Most new security templates should be based on predefined security templates.

Create security templates for computer roles, not for individual computers.

The Security Templates snap-in is a graphical tool for creating and editing security templates.

Secedit is a command-line tool that can create security templates based on an existing computer’s settings.

Security templates can be used to configure account policies, group memberships, event log settings, local policies, and permissions for folders, files, services, and the registry.

The easiest way to deploy security templates to multiple systems is to use Group Policy.

Group Policy can be applied to a domain, a site, or an OU.

You can further restrict which computers and users a Group Policy object applies to by restricting permissions to the Group Policy object, or by using WMI filtering.

You can use Secedit to apply a security template from the command line.

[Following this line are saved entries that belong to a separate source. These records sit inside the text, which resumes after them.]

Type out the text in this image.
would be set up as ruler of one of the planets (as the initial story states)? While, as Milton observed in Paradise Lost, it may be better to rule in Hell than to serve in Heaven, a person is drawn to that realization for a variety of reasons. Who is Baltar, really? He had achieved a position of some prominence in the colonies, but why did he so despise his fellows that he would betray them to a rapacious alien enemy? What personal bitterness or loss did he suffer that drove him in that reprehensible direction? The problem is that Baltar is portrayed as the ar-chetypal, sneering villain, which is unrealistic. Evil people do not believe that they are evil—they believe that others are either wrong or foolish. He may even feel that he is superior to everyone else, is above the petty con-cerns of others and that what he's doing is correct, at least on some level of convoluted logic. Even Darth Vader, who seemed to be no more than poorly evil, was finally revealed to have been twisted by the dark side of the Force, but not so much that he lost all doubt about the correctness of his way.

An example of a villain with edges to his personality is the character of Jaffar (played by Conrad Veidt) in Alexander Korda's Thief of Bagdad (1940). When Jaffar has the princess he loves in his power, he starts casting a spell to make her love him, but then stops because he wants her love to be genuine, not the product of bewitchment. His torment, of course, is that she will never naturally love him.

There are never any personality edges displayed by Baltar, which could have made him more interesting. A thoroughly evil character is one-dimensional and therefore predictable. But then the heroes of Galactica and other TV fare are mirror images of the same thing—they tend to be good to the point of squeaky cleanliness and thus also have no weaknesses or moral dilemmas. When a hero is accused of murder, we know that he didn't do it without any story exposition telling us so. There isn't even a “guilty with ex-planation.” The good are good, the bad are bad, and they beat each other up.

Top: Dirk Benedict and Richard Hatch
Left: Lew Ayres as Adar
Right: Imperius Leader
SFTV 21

By using Secedit, you can automatically deploy security policies to computers that are not members of a domain.

You can manually apply a security template to a computer by using the Security Configuration And Analysis snap-in.

Use Gpupdate to refresh policy before you begin troubleshooting and after each change you make to Group Policy.

The Advanced System Information tool in Help And Support Center is a graphical tool that provides a thorough description of GPOs applied to a user and computer.

Gpresult displays the most complete set of information about GPOs applied to a user and computer.

Windows Server 2003 records information about applied GPOs in the registry.